The flowers are deliberately arranged in groups of three, in a nod to Charles becoming the third monarch of the name.
Wildlife is also represented in the form of a bee, a butterfly, a ladybird, a wren, and a robin. Bees have long been associated with the royal family and there is a long held tradition where the royal bee-keeper informs the hive when the monarch dies. Butterflies are often thought to represent rebirth and new beginnings, as are wrens and robins; whilst ladybirds are said to symbolise good fortune.
The King and Queens arms
In the top left of the invitation is King Charles’ coat of arms, which features the three Lions of England, a single rampant Lion of Scotland, the three Lions once again, and then a stringed Argent as a representation of Ireland, together with a standing unicorn.
In the opposite corner is Camilla’s coat of arms, which has both the royal lion and her father Major Bruce Shand’s bear. Added to it recently has been the Garter, which followed her installation as a Royal Lady of the Order of the Garter in June of last year.

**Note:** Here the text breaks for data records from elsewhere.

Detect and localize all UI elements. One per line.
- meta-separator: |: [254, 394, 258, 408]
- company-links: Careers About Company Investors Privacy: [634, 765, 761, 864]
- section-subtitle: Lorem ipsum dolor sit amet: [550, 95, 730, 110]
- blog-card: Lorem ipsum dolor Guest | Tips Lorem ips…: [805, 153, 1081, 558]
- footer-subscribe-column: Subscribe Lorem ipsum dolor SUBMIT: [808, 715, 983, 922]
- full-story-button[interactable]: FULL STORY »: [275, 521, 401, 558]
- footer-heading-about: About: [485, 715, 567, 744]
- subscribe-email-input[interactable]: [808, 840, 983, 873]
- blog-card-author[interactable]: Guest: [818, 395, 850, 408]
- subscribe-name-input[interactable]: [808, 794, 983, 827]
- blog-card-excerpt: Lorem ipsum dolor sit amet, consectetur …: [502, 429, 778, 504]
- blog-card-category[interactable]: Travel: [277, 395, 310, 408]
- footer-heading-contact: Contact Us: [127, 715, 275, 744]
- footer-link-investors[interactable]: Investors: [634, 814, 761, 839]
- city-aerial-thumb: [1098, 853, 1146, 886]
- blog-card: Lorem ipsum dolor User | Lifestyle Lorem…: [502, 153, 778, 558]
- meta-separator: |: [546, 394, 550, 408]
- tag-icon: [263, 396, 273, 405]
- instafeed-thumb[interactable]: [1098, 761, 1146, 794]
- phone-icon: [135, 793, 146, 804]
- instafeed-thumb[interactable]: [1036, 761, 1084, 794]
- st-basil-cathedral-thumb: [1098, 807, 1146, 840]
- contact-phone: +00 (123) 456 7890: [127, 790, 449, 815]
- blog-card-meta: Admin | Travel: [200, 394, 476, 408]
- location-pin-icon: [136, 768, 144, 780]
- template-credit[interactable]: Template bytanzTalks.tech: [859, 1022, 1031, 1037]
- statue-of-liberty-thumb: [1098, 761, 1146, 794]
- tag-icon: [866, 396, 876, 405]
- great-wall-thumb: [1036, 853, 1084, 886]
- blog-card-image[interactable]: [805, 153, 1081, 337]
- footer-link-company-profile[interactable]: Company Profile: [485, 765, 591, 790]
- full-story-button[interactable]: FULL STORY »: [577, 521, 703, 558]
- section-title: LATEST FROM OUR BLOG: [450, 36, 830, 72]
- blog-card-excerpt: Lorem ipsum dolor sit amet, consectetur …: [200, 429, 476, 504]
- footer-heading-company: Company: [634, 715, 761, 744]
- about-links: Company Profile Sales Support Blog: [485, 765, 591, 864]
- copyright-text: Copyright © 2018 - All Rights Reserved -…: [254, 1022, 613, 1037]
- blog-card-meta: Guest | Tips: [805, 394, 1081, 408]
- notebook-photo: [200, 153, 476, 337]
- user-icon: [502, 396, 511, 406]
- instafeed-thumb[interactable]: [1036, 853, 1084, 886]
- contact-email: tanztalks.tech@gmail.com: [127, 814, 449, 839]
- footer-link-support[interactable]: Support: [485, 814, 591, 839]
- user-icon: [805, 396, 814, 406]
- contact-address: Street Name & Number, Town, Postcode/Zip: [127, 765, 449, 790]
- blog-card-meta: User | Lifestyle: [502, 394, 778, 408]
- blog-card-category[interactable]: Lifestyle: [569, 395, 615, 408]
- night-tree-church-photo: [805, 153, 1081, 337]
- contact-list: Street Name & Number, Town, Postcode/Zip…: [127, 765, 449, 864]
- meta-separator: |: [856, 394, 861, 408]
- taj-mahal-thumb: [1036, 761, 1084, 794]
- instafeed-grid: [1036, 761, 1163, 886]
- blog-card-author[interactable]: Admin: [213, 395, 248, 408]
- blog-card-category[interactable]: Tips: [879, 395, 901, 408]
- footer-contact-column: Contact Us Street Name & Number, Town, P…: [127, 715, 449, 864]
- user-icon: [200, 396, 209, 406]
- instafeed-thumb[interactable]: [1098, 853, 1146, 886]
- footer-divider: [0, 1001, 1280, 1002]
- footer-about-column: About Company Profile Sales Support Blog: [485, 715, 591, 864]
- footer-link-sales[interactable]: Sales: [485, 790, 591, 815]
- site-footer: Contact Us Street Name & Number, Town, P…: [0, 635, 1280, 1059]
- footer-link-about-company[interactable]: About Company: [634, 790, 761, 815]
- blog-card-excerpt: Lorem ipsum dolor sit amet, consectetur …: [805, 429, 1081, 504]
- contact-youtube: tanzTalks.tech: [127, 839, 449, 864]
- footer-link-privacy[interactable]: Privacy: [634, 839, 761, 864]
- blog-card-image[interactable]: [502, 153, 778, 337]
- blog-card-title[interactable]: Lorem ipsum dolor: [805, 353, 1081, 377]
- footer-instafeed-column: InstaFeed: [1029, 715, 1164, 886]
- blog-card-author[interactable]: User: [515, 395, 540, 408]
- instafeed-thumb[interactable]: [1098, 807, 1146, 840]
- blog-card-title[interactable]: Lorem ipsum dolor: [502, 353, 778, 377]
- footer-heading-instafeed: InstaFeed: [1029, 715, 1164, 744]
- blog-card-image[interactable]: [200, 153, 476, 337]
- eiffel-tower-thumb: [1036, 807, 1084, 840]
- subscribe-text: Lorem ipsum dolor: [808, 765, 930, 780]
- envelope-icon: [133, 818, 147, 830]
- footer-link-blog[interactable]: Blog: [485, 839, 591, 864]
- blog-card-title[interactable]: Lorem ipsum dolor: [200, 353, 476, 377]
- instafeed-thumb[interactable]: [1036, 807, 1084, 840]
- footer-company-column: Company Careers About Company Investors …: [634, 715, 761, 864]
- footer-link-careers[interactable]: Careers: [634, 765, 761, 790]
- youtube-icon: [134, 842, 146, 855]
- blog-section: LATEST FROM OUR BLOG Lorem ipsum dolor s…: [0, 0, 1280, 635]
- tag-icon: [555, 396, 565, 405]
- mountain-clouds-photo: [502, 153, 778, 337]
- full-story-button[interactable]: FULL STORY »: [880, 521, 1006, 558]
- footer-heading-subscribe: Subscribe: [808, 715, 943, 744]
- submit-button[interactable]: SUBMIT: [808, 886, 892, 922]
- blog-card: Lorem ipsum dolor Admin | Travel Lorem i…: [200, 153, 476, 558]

Designer’s career defining achievement
Mr Jamieson, who is illuminator and scribe for the king’s Crown Office in London, was thrilled to be asked to create the invites. He commented that in being able to play a small part in such an historic event in the nation’s history had been an “incredible honour and the opportunity of a lifetime”, describing it as “the pinnacle of my career,” before wishing the royal couple “every good wish for their upcoming Coronation celebration.”
No show from the president
An early response came from US President Joe Biden, who telephoned King Charles III personally to inform him that he will not be attending, but assured him that First Lady Jill Biden would be his representative.
Still no commitment from Harry
The one invite everyone is waiting to discover the response from is that of the Duke and Duchess of Sussex, with the King’s youngest son still not showing his hand, even with the coronation of his father just four weeks away.
Charles and Camilla will become the eldest crowned King and Queen (Consort) in British history. Currently the records stand with King William IV, who ascended the throne in 1830, at the tender age of 64 and Queen Alexandra who was crowned Queen Consort aged 58, in 1902.
King Charles III passes the record by ten years, whilst Camilla is 17 years older at 75 years old.